Émancipation

Quarante à soixante jours vont s’écouler entre le moment où le jeune circaète quitte le nid et celui où il part en migration. Au cours de cette période, l’oiseau va apprendre à maîtriser les techniques indispensables à sa survie : celles du vol et de la chasse.
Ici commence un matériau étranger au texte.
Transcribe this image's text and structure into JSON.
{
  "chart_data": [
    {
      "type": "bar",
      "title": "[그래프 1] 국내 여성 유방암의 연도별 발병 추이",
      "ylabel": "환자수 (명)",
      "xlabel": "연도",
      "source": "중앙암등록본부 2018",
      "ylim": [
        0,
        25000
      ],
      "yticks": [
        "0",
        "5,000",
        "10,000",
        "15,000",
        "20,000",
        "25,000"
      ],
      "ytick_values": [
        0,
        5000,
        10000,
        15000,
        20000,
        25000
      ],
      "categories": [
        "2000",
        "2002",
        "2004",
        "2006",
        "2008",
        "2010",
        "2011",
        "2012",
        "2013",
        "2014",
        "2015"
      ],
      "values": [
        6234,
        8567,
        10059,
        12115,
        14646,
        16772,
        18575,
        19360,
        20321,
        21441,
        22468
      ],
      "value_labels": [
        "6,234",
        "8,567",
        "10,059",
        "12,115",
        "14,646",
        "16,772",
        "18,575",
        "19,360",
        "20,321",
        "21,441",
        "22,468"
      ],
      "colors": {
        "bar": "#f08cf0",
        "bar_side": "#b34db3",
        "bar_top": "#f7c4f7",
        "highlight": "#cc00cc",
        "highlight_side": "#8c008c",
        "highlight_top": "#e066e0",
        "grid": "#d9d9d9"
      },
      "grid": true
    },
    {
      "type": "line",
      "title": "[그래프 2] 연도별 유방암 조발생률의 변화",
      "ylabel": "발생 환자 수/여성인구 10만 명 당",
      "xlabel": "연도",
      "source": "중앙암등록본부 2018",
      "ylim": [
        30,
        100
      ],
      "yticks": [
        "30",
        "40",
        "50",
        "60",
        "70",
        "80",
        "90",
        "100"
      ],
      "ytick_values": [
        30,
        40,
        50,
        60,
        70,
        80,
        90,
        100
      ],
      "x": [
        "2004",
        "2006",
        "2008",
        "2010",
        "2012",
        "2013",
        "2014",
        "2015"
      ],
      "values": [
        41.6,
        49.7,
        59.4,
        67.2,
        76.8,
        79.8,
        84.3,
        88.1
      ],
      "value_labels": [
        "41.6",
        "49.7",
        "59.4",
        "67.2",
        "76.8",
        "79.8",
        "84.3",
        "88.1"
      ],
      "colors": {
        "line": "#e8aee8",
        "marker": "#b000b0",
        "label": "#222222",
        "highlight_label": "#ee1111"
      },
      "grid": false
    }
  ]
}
Dans les jours qui suivent l’envol, il est tributaire de ses parents. Peu actif, il se contente de rester longuement perché à proximité ou dans le vallon de naissance. Les adultes le nourrissent, plusieurs fois par jours selon BOUDOINT (c). Lui-même ne prend pas part aux séances de chasse. Ses déplacements de brève durée se limitent au secteur de l’aire. Parfois, il revient au nid et s’y couche, par temps pluvieux en particulier. Progressivement, le jeune prend de l’assurance. Poussé par la faim et peut-être la curiosité, il se met à suivre un de ses parents, mère ou père. Contrairement à ce qu’on peut penser, les adultes ne lui donnent pas de leçons de chasse. Ils se montrent d’ailleurs plutôt désintéressés par leur rejeton. L’apprentissage des actes fondamentaux se fait par imitation. CHOUSSY a observé un jeune en train de répéter les piqués effectués par sa mère. J’ai pu noter l’évolution comportementale d’un jeune en voie d’émancipation. Un 20 août, il suivait inlassablement un mâle adulte, son père vraisemblablement. Sans arrêt, il le harcelait en poussant des îuu. L’adulte ne faisait aucun cas de lui et chassait comme si rien n’était. Manifestement, le jeune ne possédait pas encore tous les gestes du vol. Lors des planés, il laissait pendre les pattes en permanence. Lorsque l’adulte faisait un vol de chasse stationnaire, il venait tourner vers lui en criant et cherchait parfois à le toucher. A l’occasion, il tentait des vols stationnaires mais sans succès. Le corps tenu en position trop verticale empêchait une sustentation durable. L’oiseau perdait rapidement de la hauteur et avait des coups d’ailes mal coordonnés. Les stations n’excédaient pas une seconde ! Trois jours plus tard, ses performances s’étaient beaucoup améliorées. Les sur-places duraient de 5 à 7 secondes. En une semaine, les progrès furent énormes. Le jeune oiseau commençait même à scruter le sol. Jusque là, la fonction cynégétique du vol stationnaire lui avait échappé. Il avait pratiquement cessé de quémander sa nourriture. Pendant sept jours, il avait suivi son père presque en permanence. Les deux circaètes restèrent cantonnés sur 500 hectares de landes pierreuses d’altitude. Un après-midi, l’adulte se mit à invectiver un autre oiseau en prenant l’attitude agressive caractéristique. Le jeune se contenta de suivre la scène sans y prendre part.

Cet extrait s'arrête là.